This section is from the book "Wonders Of The Human Body", by Auguste Le Pileur. Also available from Amazon: Wonders of the Human Body.
Sensation may be destroyed in a portion of the body while it still possesses the power of motion, and conversely a limb may lose the power of motion and still remain sensitive to external impressions. This independence of motion and of sensation revealed to the physiologists of antiquity the existence of two orders of nerves, one sensitive the other motor. Boerhaave and other modern anatomists accepted these doctrines, on which Lamarck based and promulgated theories nearly approaching the truth; but Sir Charles Bell was the first to distinguish, by actual experiment, the nerves of sensation from those of motion, and to show that they sprang from two distinct portions of the spinal cord.
The anterior fascicles of the cord and the anterior roots of the nerves which proceed from them are insensible, and produce muscular contraction. The posterior fascicles of the cord, and the posterior roots of the nerves, have no motor power, but they are sensitive. Each spinal nerve, formed by the union of the anterior and posterior roots, contains sensitive filaments and motor filaments placed side by side in its trunk and its ramifications. It follows, therefore, that these nerves and their subdivisions are mixed; as regards the composition of their fascicles, they are at once sensitive and motor. They are sensitive to mechanical irritation, and they excite muscular contraction under the influence of galvanism, for both these agents meet in the same nerve-filaments subject to their power. These filaments, separately considered, come from the centre to the periphery without division and without anastomosing, in the exact sense of the word, for what is called anastomosis of the nerves is a simple juxtaposition, proximity without exchange of their proper substance, and without intimate fusion.

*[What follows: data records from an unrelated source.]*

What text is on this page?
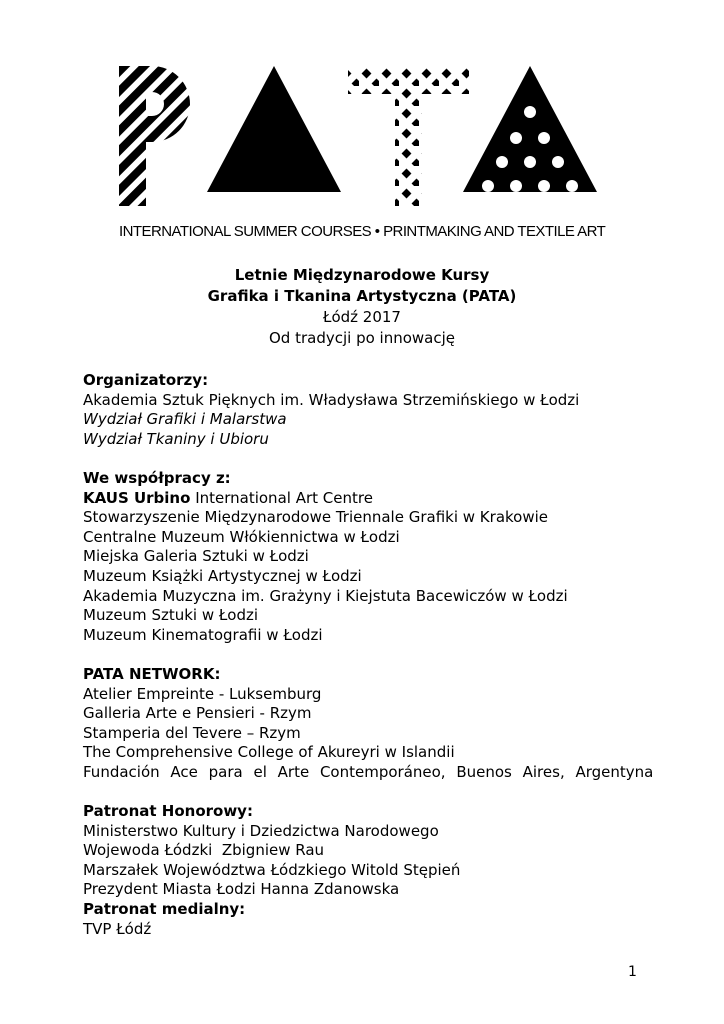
INTERNATIONAL SUMMER COURSES • PRINTMAKING AND TEXTILE ART
Letnie Międzynarodowe Kursy
Grafika i Tkanina Artystyczna (PATA)
Łódź 2017
Od tradycji po innowację

Organizatorzy:

Akademia Sztuk Pięknych im. Władysława Strzemińskiego w Łodzi

Wydział Grafiki i Malarstwa

Wydział Tkaniny i Ubioru

We współpracy z:

KAUS Urbino International Art Centre

Stowarzyszenie Międzynarodowe Triennale Grafiki w Krakowie

Centralne Muzeum Włókiennictwa w Łodzi

Miejska Galeria Sztuki w Łodzi

Muzeum Książki Artystycznej w Łodzi

Akademia Muzyczna im. Grażyny i Kiejstuta Bacewiczów w Łodzi

Muzeum Sztuki w Łodzi

Muzeum Kinematografii w Łodzi

PATA NETWORK:

Atelier Empreinte - Luksemburg

Galleria Arte e Pensieri - Rzym

Stamperia del Tevere – Rzym

The Comprehensive College of Akureyri w Islandii

Fundación Ace para el Arte Contemporáneo, Buenos Aires, Argentyna

Patronat Honorowy:

Ministerstwo Kultury i Dziedzictwa Narodowego

Wojewoda Łódzki  Zbigniew Rau

Marszałek Województwa Łódzkiego Witold Stępień

Prezydent Miasta Łodzi Hanna Zdanowska

Patronat medialny:

TVP Łódź

1
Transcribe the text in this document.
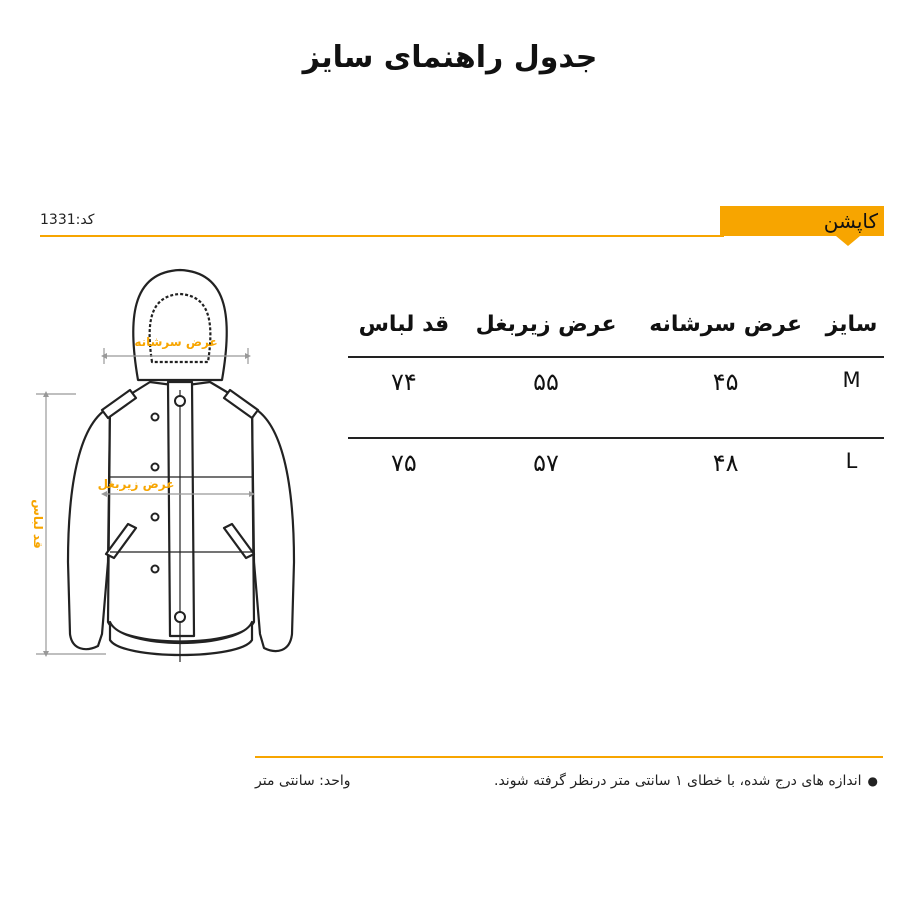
جدول راهنمای سایز
کد:1331	کاپشن
عرض سرشانه
عرض زیربغل
قد لباس
سایز	عرض سرشانه	عرض زیربغل	قد لباس
M	۴۵	۵۵	۷۴
L	۴۸	۵۷	۷۵
●اندازه های درج شده، با خطای ۱ سانتی متر درنظر گرفته شوند.
واحد: سانتی متر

It is to the continuity of the nervous filaments, and to their independence, that distinctness of tactile sensation and precision of motion is due. It is clear, therefore, that if two sensitive filaments should unite their proper substance, the impressions perceived by them previous to their union would be confounded, and would not be referred by the brain to distinct points. If, for example, two filaments running to the index and middle fingers, were united, instead of being simply placed side by side, at any point between the fingertips and the brain, they would carry to the brain but one single sensation for both fingers, and it would be impossible to tell upon which one the impression had been made. The result would be the same if two filaments of a motor nerve running to these fingers were united, instead of isolated in their proper substance; the motor impulse would be transmitted to both fingers, alike, and the brain could not move either expressly.
In persons who have suffered amputation, phenomena, are produced which are explained by the fact that all the filaments of a nerve exist at its origin which are found at its extremity. The man who has lost an arm or a leg, feels pains, which he refers not to the stump which remains, but to the hand or the foot which he has lost It is the nervous filaments primitively destined to these parts which are the seat of the pain, and which now transmit it as coming from the organ to which they formerly gave sensibility. The same effect is produced when a piece of skin has been transplanted from the forehead to the nose by autoplasty; if the patient be touched on the nose he feels the impression on his forehead.
We shall see in treating of the senses, that tactile impressions may be distinct on the tips of the fingers, at a distance of one-fiftieth of an inch from each other; which implies that there are two filaments at this interval from each other, running directly to the brain, but we err if we reckon in this way the extent of nerve subdivision, for every point in the skin, however small, is sensitive to the touch. It is by innumerable ramifications, each of which contains at least one nervous filament, that the nerves terminate in the organs, those of motion to excite muscular contraction, and those of sensation to receive and transmit impressions.